Introduction to Probability Models
Lecture 16
Qi Wang, Department of Statistics
Sep 26, 2018
Hypergeometric Distribution
Hypergeometric Distribution
- The definition of $X$: the number of success in $n$ trail without replacement from a finite population of size N that contains exactly M objects with that feature.
- Support: $\{0, 1, 2, \cdots, n\}$ or $\{0, 1, 2, \cdots, M\}$
- Parameters:
- $N:$ Population size
- $M:$ Number of possible successes
- $n:$ Number of trials
- PMF: $P_X(x)=\frac{C_x^M C_{n-x}^{N - M}}{C_n^N}$
- Expected Value: $E[X] = n \frac{M}{N}$
- Variance: $Var(x) = n \frac{M}{N} (1 - \frac{M}{N}) \frac{N-n}{N-1}$
- $X \sim Hyper(N, n, M)$
Example 1
There are 100 identical looking 52" TVs at Best Buy in Costa Mesa, California. Let 10 of them be defective. Suppose you want to buy 8 of the aforementioned TVs (at random).
- What is the probability that you don't get any defective TVs? Identify the distribution parameters and support.

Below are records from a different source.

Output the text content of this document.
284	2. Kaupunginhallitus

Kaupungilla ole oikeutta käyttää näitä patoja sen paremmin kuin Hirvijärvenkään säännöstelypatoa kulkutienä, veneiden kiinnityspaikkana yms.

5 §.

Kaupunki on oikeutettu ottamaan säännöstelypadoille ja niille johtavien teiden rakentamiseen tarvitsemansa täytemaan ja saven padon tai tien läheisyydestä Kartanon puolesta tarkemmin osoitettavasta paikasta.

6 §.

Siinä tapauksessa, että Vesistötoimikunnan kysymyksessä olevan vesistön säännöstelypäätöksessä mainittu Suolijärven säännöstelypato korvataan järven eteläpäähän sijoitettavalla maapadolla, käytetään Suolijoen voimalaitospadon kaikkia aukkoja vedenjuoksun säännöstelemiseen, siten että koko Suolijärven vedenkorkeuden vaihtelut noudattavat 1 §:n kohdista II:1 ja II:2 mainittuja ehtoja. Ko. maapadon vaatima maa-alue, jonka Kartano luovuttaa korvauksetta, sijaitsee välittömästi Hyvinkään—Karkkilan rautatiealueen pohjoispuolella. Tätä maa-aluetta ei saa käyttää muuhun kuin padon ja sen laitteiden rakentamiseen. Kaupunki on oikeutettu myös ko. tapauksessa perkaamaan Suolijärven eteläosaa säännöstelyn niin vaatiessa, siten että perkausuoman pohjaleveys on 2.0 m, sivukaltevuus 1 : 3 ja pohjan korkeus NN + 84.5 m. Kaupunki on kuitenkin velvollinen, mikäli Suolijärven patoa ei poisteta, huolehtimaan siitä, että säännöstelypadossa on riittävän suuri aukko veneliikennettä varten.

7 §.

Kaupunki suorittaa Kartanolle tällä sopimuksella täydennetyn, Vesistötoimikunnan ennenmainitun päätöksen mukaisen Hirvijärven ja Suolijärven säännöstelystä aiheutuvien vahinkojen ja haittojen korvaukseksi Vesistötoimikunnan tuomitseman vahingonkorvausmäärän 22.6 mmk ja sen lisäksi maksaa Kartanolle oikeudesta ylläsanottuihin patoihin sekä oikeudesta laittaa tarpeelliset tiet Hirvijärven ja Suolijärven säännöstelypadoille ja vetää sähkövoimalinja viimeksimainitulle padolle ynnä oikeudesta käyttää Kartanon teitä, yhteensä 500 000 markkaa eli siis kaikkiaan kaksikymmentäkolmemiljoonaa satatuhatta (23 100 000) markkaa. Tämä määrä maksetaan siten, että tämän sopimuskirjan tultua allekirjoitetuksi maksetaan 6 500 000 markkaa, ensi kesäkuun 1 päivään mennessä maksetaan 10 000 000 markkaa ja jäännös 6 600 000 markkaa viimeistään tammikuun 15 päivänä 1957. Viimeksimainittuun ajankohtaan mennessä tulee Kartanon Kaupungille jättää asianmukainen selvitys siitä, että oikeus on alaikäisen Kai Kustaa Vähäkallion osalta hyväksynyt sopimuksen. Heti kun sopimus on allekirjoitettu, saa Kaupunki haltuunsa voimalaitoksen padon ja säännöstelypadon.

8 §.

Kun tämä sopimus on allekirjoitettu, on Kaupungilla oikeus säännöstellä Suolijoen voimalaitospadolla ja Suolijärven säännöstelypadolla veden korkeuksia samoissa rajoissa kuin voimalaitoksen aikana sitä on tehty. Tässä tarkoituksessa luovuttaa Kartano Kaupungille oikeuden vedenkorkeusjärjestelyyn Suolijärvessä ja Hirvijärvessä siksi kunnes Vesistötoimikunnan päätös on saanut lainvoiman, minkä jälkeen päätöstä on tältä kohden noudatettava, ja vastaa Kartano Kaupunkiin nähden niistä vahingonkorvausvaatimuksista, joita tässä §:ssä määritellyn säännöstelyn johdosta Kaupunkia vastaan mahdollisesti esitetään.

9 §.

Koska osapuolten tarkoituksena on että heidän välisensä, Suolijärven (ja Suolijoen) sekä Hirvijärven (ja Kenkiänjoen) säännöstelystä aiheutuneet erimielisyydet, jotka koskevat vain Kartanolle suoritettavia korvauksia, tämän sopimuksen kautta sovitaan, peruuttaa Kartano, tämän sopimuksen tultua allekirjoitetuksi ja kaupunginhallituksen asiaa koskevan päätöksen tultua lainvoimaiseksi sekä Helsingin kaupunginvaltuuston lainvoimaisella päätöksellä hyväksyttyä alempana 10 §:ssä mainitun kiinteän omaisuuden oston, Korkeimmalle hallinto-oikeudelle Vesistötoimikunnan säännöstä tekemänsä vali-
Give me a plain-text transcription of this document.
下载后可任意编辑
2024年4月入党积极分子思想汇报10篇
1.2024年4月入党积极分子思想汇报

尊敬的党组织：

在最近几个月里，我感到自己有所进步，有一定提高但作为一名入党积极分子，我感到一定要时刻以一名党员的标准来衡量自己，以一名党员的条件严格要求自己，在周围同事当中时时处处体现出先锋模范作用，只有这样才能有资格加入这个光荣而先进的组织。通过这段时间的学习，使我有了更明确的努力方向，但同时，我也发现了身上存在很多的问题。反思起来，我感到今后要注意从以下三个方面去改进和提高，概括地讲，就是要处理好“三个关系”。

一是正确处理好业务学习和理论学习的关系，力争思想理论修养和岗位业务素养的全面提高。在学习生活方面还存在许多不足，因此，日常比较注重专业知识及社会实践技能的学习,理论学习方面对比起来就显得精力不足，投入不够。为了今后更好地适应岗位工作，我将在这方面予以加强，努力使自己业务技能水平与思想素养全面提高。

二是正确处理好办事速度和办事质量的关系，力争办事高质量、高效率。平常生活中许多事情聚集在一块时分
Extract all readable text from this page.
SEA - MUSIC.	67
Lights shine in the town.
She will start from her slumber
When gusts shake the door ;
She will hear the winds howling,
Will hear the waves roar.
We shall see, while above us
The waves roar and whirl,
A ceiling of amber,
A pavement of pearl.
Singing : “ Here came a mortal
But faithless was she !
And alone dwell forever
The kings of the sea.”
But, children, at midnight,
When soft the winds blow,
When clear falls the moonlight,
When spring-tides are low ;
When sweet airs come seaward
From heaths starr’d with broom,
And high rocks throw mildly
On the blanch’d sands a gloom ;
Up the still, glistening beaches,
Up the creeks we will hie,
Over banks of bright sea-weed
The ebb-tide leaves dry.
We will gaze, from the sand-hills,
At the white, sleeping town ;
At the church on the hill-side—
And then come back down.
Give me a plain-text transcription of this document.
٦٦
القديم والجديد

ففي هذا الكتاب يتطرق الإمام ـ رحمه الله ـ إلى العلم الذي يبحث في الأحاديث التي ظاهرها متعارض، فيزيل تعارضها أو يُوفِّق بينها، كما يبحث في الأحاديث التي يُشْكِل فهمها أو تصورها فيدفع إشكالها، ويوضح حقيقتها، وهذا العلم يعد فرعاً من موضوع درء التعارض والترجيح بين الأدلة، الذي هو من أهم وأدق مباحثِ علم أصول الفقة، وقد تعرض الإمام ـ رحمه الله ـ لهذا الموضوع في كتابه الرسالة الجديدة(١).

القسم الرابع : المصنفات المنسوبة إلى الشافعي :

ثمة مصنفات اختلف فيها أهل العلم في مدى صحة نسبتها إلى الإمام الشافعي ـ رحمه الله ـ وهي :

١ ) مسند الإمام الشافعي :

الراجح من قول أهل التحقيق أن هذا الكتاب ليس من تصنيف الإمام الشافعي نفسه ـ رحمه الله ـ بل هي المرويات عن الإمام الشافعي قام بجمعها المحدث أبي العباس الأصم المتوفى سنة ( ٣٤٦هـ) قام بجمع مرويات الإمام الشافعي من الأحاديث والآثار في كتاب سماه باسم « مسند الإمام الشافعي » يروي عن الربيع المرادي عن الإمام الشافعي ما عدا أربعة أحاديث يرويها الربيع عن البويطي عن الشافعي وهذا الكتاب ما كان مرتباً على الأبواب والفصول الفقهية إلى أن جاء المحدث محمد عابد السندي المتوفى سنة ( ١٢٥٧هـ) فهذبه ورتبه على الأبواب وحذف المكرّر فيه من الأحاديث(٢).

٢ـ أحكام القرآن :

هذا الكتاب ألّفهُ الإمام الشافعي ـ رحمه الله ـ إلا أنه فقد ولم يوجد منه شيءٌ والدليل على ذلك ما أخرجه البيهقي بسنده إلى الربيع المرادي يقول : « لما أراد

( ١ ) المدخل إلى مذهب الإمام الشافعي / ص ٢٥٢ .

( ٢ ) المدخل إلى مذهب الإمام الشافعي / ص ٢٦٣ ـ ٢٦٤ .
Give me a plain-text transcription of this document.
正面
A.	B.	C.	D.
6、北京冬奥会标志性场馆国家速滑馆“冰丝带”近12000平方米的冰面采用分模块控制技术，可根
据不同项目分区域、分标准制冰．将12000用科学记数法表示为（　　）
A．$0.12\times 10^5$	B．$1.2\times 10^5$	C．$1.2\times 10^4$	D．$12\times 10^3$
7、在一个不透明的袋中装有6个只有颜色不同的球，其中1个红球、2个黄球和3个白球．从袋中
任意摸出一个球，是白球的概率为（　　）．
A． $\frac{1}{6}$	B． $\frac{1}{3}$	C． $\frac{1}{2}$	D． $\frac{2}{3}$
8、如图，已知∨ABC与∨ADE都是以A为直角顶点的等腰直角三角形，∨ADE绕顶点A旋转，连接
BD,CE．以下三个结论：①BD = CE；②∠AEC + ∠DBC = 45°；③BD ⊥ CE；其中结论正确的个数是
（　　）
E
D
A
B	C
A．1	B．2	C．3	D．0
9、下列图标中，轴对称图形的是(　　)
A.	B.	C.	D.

- Given that we purchase at least one defective TV, what is the probability that you purchase fewer than 3 defective TVs?
- What is the expected number of defective TVs that you will purchase?
- Find the standard deviation of the number of defective TVs that you purchase.
Example 2
An experiment consists of shuffling a standard deck of 52 cards and then dealing a 5 card hand. Let Y denote the number of diamonds in the hand.
- Identify the distribution of Y and give its parameter(s) and support. Find the probability that Y is 2.
- Suppose instead of using 1 deck, we mix together 1,000 decks. The cards are shuffled and 5 are dealt into a hand. Let D denote the number of diamonds in the hand. Find the exact probability that you get 2 diamonds.
The Binomial Approximation to the Hypergeometric
In probability, we can use some distributions to approximate others.
- If $X\sim Hyper(N, n, M)$ AND $N > 20n$, then $X \sim Bin(n, p = \frac{M}{N})$
- With a large enough population, sampling without replacement will also get a Binomial.
- So back to Example 2, is an approximate distribution appropriate for D, why or why not?
- Use that approximation to find P(D = 2). What is the distribution, parameter(s) and support for this approximating distribution?